I would like to argue one point - that you cannot augment the original assembly - using Mono.Cecil you can inject [InternalsVisibleTo(...)] to the 3pty assembly. Note there might be legal implications - you're messing with 3pty assembly and technical implications - if the assembly has strong name you either need to strip it or re-sign it with different key.
Install-Package Mono.Cecil
And the code like:
static readonly string[] s_toInject = {
// alternatively "MyAssembly, PublicKey=0024000004800000... etc."
"MyAssembly"
};
static void Main(string[] args) {
const string THIRD_PARTY_ASSEMBLY_PATH = #"c:\folder\ThirdPartyAssembly.dll";
var parameters = new ReaderParameters();
var asm = ModuleDefinition.ReadModule(INPUT_PATH, parameters);
foreach (var toInject in s_toInject) {
var ca = new CustomAttribute(
asm.Import(typeof(InternalsVisibleToAttribute).GetConstructor(new[] {
typeof(string)})));
ca.ConstructorArguments.Add(new CustomAttributeArgument(asm.TypeSystem.String, toInject));
asm.Assembly.CustomAttributes.Add(ca);
}
asm.Write(#"c:\folder-modified\ThirdPartyAssembly.dll");
// note if the assembly is strongly-signed you need to resign it like
// asm.Write(#"c:\folder-modified\ThirdPartyAssembly.dll", new WriterParameters {
// StrongNameKeyPair = new StrongNameKeyPair(File.ReadAllBytes(#"c:\MyKey.snk"))
// });
}
Reflection.
using System.Reflection;
Vendor vendor = new Vendor();
object tag = vendor.Tag;
Type tagt = tag.GetType();
FieldInfo field = tagt.GetField("test");
string value = field.GetValue(tag);
Use the power wisely. Don't forget error checking. :)

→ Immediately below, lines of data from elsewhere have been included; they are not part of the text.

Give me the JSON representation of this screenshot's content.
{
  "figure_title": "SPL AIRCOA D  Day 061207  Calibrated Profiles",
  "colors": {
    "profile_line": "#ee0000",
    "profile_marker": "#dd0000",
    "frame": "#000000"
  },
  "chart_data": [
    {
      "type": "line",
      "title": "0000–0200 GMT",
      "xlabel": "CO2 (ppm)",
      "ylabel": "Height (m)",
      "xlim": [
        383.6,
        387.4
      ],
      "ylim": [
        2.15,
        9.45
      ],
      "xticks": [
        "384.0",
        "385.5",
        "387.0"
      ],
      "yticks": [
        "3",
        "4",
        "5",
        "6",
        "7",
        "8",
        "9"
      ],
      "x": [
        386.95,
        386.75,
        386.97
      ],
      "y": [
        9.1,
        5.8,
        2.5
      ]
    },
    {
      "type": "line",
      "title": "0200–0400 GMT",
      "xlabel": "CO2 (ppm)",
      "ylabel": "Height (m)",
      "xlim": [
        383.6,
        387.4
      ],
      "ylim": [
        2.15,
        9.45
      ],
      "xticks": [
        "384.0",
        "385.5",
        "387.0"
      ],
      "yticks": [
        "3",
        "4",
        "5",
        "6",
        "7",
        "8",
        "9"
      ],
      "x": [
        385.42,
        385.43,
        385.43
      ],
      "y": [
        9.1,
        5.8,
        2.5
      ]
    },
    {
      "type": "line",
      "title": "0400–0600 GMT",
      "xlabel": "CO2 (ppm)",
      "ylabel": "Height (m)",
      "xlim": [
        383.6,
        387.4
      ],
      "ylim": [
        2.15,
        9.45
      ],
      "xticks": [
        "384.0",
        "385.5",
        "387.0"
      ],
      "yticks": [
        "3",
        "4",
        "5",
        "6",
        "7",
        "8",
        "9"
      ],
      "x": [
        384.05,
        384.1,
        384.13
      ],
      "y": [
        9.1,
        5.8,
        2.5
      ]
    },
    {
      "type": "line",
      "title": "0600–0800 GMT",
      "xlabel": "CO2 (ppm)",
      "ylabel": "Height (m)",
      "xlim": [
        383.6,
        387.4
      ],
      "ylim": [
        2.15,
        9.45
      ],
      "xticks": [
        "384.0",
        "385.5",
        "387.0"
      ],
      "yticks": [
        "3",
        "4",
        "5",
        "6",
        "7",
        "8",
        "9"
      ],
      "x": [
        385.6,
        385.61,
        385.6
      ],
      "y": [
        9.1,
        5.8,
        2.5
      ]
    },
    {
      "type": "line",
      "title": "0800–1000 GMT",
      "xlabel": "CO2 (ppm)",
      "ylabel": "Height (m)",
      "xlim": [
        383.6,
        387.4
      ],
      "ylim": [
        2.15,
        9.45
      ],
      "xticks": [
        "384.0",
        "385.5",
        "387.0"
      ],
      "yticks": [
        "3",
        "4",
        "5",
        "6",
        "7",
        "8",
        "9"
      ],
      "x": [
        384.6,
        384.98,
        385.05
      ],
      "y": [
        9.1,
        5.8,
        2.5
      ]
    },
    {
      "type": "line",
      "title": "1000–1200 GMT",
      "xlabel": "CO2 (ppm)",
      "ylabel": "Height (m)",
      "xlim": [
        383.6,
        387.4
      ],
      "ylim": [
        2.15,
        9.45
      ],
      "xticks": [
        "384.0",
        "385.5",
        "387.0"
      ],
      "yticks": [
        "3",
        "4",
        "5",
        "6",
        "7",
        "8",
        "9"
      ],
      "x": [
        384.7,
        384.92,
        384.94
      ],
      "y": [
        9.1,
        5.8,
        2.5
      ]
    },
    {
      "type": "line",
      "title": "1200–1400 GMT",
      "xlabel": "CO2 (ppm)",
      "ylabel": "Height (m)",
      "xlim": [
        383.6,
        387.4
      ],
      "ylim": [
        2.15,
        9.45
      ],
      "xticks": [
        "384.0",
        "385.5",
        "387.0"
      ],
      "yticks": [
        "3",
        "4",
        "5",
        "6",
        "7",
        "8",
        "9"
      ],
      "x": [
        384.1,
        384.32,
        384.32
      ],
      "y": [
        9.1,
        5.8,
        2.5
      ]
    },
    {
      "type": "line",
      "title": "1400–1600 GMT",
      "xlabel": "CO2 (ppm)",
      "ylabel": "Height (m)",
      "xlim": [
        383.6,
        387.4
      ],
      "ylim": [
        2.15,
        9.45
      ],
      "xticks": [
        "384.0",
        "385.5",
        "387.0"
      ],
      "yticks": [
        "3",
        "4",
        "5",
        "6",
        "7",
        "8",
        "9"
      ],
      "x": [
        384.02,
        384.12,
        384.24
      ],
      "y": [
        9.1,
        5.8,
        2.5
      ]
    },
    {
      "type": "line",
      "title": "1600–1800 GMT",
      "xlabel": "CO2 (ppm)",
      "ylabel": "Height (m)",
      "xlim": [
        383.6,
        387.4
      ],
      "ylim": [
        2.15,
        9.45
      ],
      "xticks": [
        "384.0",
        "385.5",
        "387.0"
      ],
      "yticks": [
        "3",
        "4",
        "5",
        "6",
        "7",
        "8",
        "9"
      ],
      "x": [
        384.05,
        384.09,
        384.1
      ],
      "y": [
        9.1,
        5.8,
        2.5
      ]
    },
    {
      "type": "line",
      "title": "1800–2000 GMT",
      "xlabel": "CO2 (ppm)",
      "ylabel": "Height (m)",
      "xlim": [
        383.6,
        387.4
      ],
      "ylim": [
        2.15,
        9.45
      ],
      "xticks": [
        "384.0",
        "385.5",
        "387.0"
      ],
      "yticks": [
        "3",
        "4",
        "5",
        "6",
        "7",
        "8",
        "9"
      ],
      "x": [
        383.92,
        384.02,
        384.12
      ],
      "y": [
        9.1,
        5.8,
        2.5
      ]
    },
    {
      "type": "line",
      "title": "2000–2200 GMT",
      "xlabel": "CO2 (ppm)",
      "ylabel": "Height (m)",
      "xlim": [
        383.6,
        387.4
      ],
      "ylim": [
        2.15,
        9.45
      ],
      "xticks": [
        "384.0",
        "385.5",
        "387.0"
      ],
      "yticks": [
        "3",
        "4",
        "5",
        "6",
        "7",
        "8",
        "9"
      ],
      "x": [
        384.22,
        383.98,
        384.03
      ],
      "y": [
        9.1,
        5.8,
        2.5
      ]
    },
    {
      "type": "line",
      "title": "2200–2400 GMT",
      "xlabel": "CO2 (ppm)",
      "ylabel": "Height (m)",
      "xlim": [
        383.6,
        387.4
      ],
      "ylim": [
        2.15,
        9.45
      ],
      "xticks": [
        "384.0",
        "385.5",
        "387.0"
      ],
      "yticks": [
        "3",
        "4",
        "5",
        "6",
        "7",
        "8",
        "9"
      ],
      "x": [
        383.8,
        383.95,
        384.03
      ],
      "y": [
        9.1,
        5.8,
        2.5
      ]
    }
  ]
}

In .NET 5 it's possible to add InternalsVisibleToAttribute to your .csproj:
<ItemGroup>
<AssemblyAttribute Include="System.Runtime.CompilerServices.InternalsVisibleToAttribute">
<_Parameter1>Core.Tests</_Parameter1>
</AssemblyAttribute>
</ItemGroup>
Well, you can't. Internal classes can't be visible outside of their assembly, so no explicit way to access it directly -AFAIK of course.
The only way is to use runtime late-binding via reflection, then you can invoke methods and properties from the internal class indirectly.